A Páscoa passou, e nessa data os cristãos rememoram a traição de Judas, a prisão de Jesus, seu julgamento e execução na cruz, além de sua suposta ressurreição. Uma das informações sempre veiculadas na narrativa sobre os últimos dias do Cristo é que ele foi traído pela quantia de 30 dinheiros, o que causa certa estranheza a algumas pessoas, visto que dinheiro não é unidade monetária, mas a própria moeda. Se perguntássemos qual era o dinheiro em circulação na Roma antiga e alguém respondesse “dinheiro”, acharíamos que a pessoa não entendeu a pergunta ou está de gozação, mas é isso mesmo: o dinheiro em circulação em Roma era o dinheiro — ou melhor, o denário.
Na verdade, a unidade monetária romana era o asse (em latim as, genitivo assis). Por sinal, é daí que vem o nosso ás do baralho.

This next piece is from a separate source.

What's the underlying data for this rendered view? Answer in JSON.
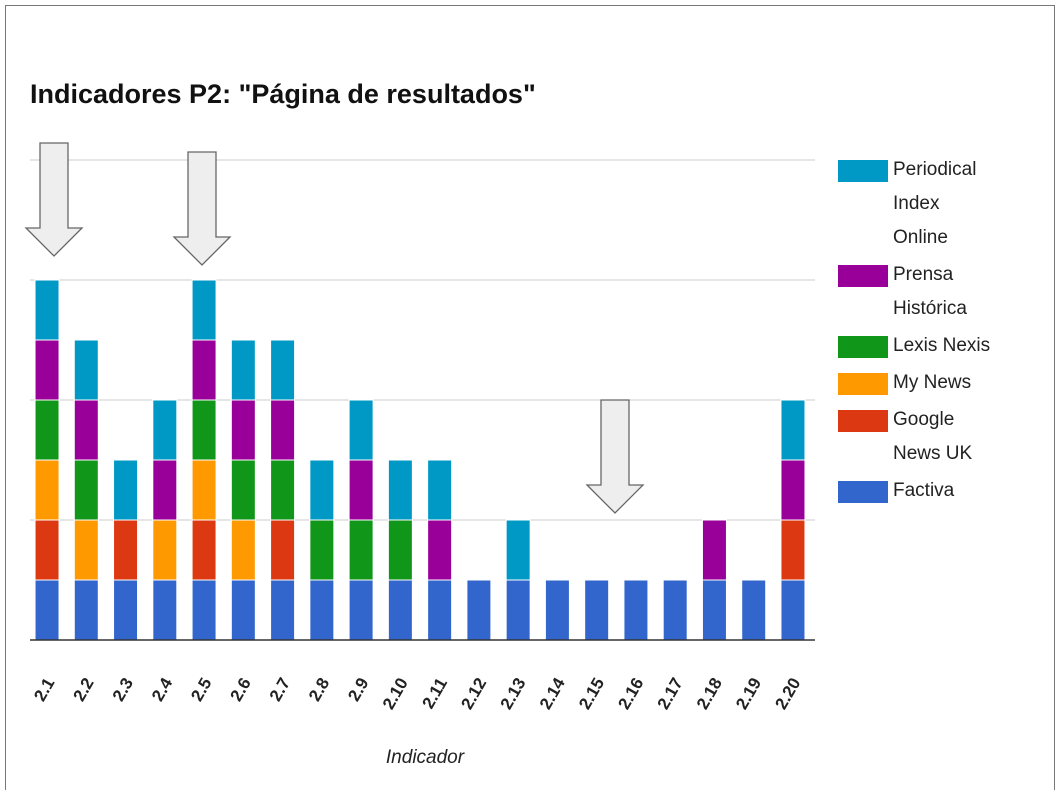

Esse sistema monetário tinha base duodecimal, e cada parte ou fração se chamava uncia, origem da nossa onça (não o felino selvagem, bem entendido, mas a unidade de medida ainda utilizada nos países anglo-saxônicos). Uncia deriva de unus, “um” em latim.
Mas e o denário? Em Roma, denarius (subentendido numus, “dinheiro, numerário”) era uma moeda de dez asses. É que denarius provém de decem, “dez” em latim. Portanto, Judas Iscariotes delatou Jesus Cristo por 30 denários ou 300 asses. Só não me perguntem se essa quantia era muito ou pouco dinheiro; não faço a menor ideia do poder de compra de um asse romano, e acho que nenhum economista seria capaz de fazer a conversão desse valor para o nosso real brasileiro atual.
De todo modo, os apóstolos eram pobres, e certamente uma soma como 30 dinheiros, mesmo que valesse apenas uns 300 reais, já era muito, especialmente para um apóstolo ambicioso e inescrupuloso, capaz de trair seu mestre por dinheiro.
Pelo menos, no final Judas se arrependeu de sua vileza e se suicidou de remorso.
Uma curiosidade é que a palavra denarius produziu uma unidade monetária, o dinar, muito usado em vários países, como Argélia, Iraque, Jordânia, Líbia, Tunísia e Sérvia. O nome dinar saiu do latim e passou pelo siríaco dinara, depois pelo árabe دينار (dinar), até chegar ao português. E denarius também resultou no espanhol dinero e no italiano denaro, além do antigo francês denier, hoje substituído por argent, literalmente “prata”.